I’m in Social Siberia. I look to my left. Couples are chatting intently. I look to my right. Groups are chatting. I’m standing there nursing a rosy orange Campari cocktail and through a miscommunication I have arrived early at Guy Grossi’s The Merchant at 6:30pm. I’ve been told that I am meeting people from the Melbourne Food & Wine Festival and other journalists but I have no idea what they look like. Unlike a networking event where people want to talk to others everyone here has their posse and is sticking with it. Breaking into a group requires confidence that I don’t have so for the next long 25 minutes I stand there sipping my cocktail and getting progressively drunk hoping that another person waiting for someone else will appear so that we can stand together and not look so damn alone.

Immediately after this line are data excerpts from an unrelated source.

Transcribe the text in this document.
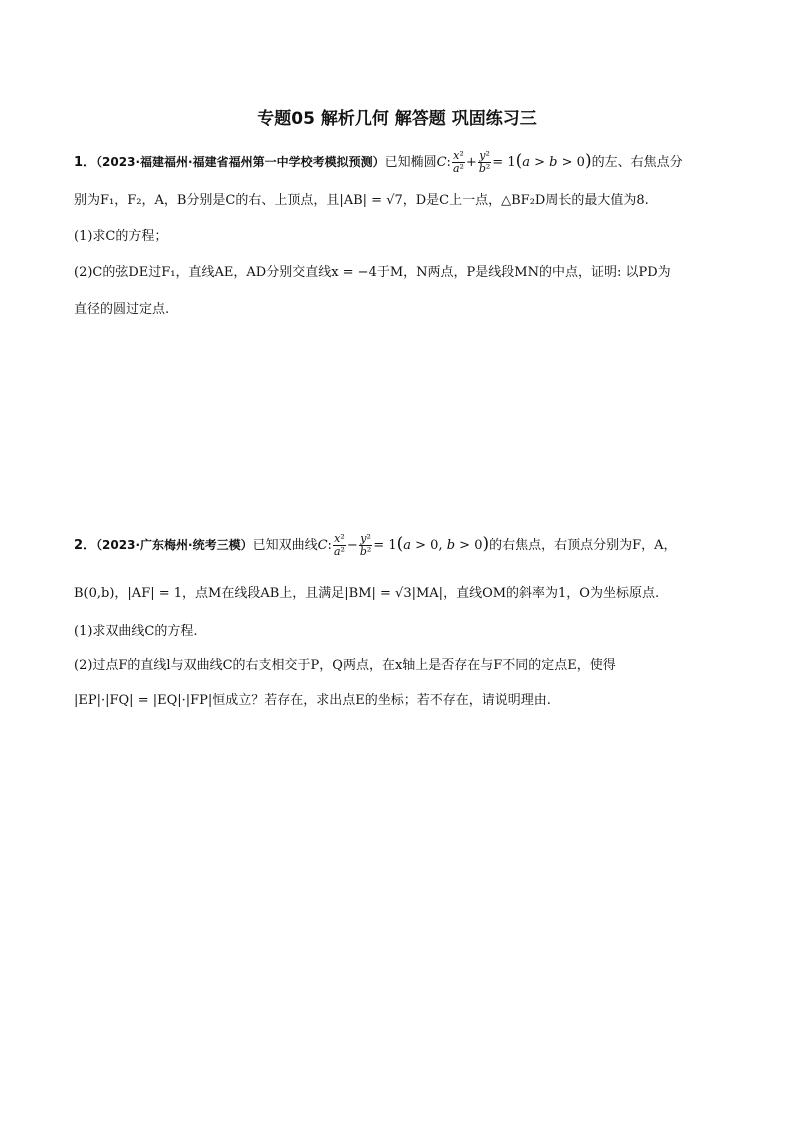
专题05 解析几何 解答题 巩固练习三
1．（2023·福建福州·福建省福州第一中学校考模拟预测）已知椭圆C: $\frac{\text{x²}}{\text{a²}} + \frac{\text{y²}}{\text{b²}} = 1(a > b > 0)$的左、右焦点分
别为F₁，F₂，A，B分别是C的右、上顶点，且|AB| = √7，D是C上一点，△BF₂D周长的最大值为8.
(1)求C的方程；
(2)C的弦DE过F₁，直线AE，AD分别交直线x = −4于M，N两点，P是线段MN的中点，证明: 以PD为
直径的圆过定点.
2．（2023·广东梅州·统考三模）已知双曲线C: $\frac{\text{x²}}{\text{a²}} - \frac{\text{y²}}{\text{b²}} = 1(a > 0$, b > 0)的右焦点，右顶点分别为F，A，
B(0,b)，|AF| = 1，点M在线段AB上，且满足|BM| = √3|MA|，直线OM的斜率为1，O为坐标原点.
(1)求双曲线C的方程.
(2)过点F的直线l与双曲线C的右支相交于P，Q两点，在x轴上是否存在与F不同的定点E，使得
|EP|·|FQ| = |EQ|·|FP|恒成立？若存在，求出点E的坐标；若不存在，请说明理由.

Some food appears. It’s a duck liver parfait on toast. I’d get some photos of it but I’m not going to whip out my huge camera which would only label me an even bigger oddity so I keep sipping. My phone with its dying battery becomes a distraction and lifeline and something for me to do with my fingers. People drop off empty glasses on the table next to me and suddenly things start swaying.
Oops I’ve gotten drunk off 1/3 of a cocktail again.

I walk inside and ask if I can sit down as things are swaying dangerously. They are kind and solicitous. “Senorita, that’s no problem at all” they say. I tell them I am part of the media table and they look it up and show me to a small table for six where they offer me some food and some water. I start taking some photos of the kitchen brigade and the chefs wave at the camera and comes over to talk along bringing with them Guy Grossi. They’re friendly and welcoming in that lovely Italian way and explain that tonight’s dinner will be served Venetian style with dishes from the Venice area with a rustic presentation in homage to Grossi’s roots. The Merchant is short for “The Merchant of Venice”. And regular dinner prices are reportedly very reasonable with mains averaging mid $20s.

Four people arrive and sit at the table. We shake hands and introduce ourselves. “So…are you journalists?” I feel compelled to ask because they appear to be two couples. “No, we’re not” they answer and I laugh. The already slightly strange night has gotten stranger and it appears that I am at the wrong table. “Don’t worry” they say kindly “You can stay here.”

My actual group of friendly food journalists finally arrive and I am shown to my real table where I sober up on excellent crusty bread and olive oil and the strange night takes a more normal turn. I turn my attention to the menu. There are four courses all matched with a cocktail. I’m going to have to pace myself.

Natural oysters, Skyy vodka jelly, caviar served with cocktail Lina’s Blushing with Skyy vodka, Aperol, Cinzano rosso, orange blossom
The first plate of two oysters on ice is a welcome sight. it is topped with a sweet Skyy vodka jelly and black caviar. I pop one down the hatch and the cold oyster and sweet jelly and salty caviar are sublime. Another dozen please!

Char grilled octopus, smoked potato served with Amalfi Oro, Espolon Reposado tequila, white chocolate, pineapple, passionfruit, lemon
A deceptively simple sounding dish this was the unexpected favourite plate of the evening. Tender long cooked octopus was paired with a herbed smoked potato salad, diced tomato and a celery and leaf salad each of us takes turned being wowed by it. It’s not every day that a potato salad becomes the star of the show. We use the bread to mop up the juices. And I don’t often put in empty plate photos but I just had to this time. Grossi does one of two laps around the restaurant shaking hands and greeting people and checking to see whether people have enjoyed their meal.